The following post is written by my brother from another mother; my best friend, Joey Dodson. This dude totally rocks and has a really moving testimony. Check it out. It was 1970-something when, to her horror, a young girl in northern Louisiana learned that she was pregnant. Around nine months later, a couple of weeks before Easter, she gave birth to a son and gave him up for adoption. It wasn’t until years later, when my uncle told me I was a “little bastard,” that I realized there was a stigma to my situation. Even so, on the whole, I’d say I didn’t struggle much with
my “illegitimate” brand. To be sure, I owe a lot of that to the amount of love my (adopted) parents poured out on me. They never made me feel like an object of pity or a victim of chance. But with that said, I do suspect that some of the insecurity I have even as a full-grown man stems from my ignoble beginnings.
On the other hand, I imagine my unplanned conception helps me appreciate biblical passages about adoption more so than many believers. As you may know, there are many passages in the Bible that address God adopting us as His children. My favorite one is found in Romans 9. There, under the inspiration of the Holy Spirit, Paul reworks some of Hosea’s most famous lines. If you’ll recall, in Hosea 1-2 the Lord tells the prophet to name his wife’s first child “Pitiless” (Lo-ruhamah) so she could be a living-breathing-sermon-illustration of how God was refusing to show mercy to Israel. What’s worse, Hosea is to call the harlot’s second kid “Bastard” (Lo-ammi) as an object lesson to say that the Israelites are not God’s children. Later on, however, due to the Lord’s ẖesed, his covenant loving-kindness, he promises to show pity to Pitiless and to call Bastard His son.
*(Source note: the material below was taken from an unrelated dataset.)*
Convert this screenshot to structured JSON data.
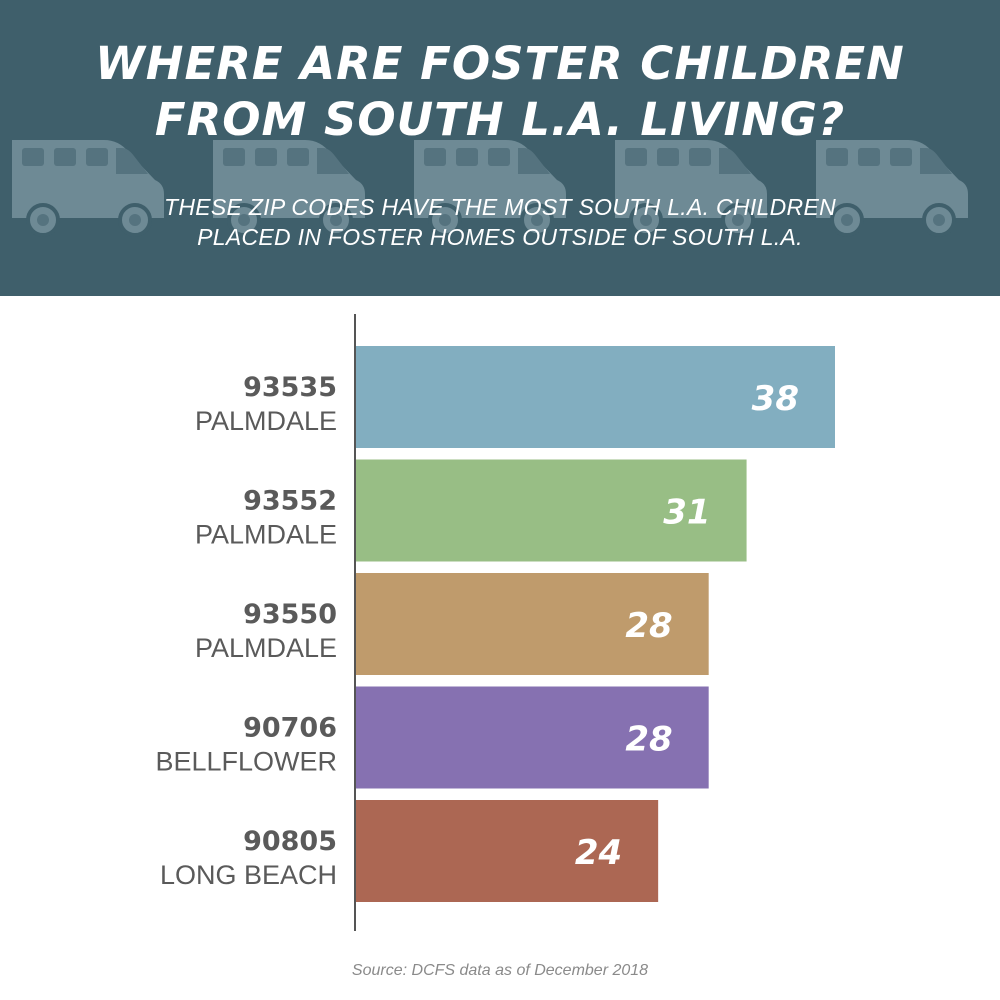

Fully aware of this original context, in Romans 9, Paul grabs these words that originally addressed Israel and Judah, and he applies them to the church. According to the apostle, God also called his children from the Gentiles so as to fulfill what the Lord says in Hosea:
“I will call them ‘my people’ who are not my people; and I will call her ‘my loved one’ who is not my loved one (Rom. 9:25).
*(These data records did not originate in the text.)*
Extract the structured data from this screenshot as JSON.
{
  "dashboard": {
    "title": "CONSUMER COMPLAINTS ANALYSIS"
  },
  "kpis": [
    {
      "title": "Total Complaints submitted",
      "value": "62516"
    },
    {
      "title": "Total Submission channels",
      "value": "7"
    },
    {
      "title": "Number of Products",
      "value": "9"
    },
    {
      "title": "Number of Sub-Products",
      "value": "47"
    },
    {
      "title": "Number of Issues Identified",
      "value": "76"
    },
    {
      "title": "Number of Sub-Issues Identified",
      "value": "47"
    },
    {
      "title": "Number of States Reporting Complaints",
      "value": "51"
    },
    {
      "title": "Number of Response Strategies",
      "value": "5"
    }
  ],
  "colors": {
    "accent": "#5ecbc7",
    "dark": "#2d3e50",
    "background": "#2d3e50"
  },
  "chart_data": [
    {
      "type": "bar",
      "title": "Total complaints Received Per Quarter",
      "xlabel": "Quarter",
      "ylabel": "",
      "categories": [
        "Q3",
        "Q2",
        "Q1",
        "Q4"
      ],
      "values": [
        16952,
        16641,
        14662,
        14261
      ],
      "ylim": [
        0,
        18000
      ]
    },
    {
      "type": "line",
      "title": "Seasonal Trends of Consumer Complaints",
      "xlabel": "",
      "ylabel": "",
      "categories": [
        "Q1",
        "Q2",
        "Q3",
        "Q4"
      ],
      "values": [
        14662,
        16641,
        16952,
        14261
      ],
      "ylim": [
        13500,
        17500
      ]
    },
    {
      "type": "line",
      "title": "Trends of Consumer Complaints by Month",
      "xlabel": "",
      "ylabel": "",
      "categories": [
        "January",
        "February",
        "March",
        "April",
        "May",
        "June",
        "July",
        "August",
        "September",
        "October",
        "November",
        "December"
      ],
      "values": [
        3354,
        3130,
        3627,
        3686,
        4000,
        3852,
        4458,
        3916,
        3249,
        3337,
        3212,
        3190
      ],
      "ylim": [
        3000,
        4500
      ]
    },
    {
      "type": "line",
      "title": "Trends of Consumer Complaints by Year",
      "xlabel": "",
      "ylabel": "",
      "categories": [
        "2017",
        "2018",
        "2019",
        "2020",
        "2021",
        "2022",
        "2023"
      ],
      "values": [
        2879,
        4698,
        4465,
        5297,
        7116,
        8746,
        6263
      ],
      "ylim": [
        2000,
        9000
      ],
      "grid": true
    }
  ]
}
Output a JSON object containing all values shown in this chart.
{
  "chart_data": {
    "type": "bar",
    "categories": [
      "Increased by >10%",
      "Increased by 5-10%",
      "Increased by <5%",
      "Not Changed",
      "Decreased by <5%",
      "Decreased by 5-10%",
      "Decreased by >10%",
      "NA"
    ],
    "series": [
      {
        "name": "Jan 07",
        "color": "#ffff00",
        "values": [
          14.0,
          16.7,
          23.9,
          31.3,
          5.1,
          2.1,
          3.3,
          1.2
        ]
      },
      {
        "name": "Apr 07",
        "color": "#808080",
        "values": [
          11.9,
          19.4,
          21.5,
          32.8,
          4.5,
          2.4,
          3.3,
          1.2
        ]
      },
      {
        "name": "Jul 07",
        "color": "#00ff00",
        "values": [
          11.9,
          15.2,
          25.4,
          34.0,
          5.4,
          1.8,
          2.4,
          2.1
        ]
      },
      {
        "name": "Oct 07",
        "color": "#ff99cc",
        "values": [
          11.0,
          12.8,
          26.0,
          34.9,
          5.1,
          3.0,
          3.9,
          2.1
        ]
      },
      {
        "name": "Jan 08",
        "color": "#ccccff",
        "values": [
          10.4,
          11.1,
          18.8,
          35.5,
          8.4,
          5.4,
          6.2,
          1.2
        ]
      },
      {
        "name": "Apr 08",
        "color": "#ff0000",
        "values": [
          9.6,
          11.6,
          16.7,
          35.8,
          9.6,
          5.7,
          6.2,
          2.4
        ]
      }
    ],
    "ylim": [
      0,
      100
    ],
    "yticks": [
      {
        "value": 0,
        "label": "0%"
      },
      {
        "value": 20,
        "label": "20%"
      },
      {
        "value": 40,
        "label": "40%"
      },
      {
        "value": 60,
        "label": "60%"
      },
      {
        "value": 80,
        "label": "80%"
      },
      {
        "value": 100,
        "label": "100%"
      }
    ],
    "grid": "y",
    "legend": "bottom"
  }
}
In addition to reapplying the passage to refer to the church, Paul also replaces the word best translated as “pity” with one best translated as “love.” That is to say, in Christ, God has not only pitied the Gentiles as illegitimate children and not only showed mercy to those whom the Jews considered bastards, but he also called them his beloved! On Easter morning, at the resurrection of his Son, he made a way for those who weren’t his children to be called his kids. Once and for all, he took away their stigma and wiped away their shame.
Around the time of Paul, a philosopher named Epictetus talked about how the children of Caesar walked around with so much conspicuous swagger. How much more so, Epictetus reasoned, should those who know God as “our Maker and Father and Guardian,” live secure, above all contempt and beyond all fear, without any hint of grief or tinge of terror. Likewise, even though I cannot boast in a royal birth, because of his grace, I am an heir of God. By his name he calls me his son and claims you as his child.
This Easter season let us remember that he is not only a God who raises the dead but also the Father who legitimates the illegitimate.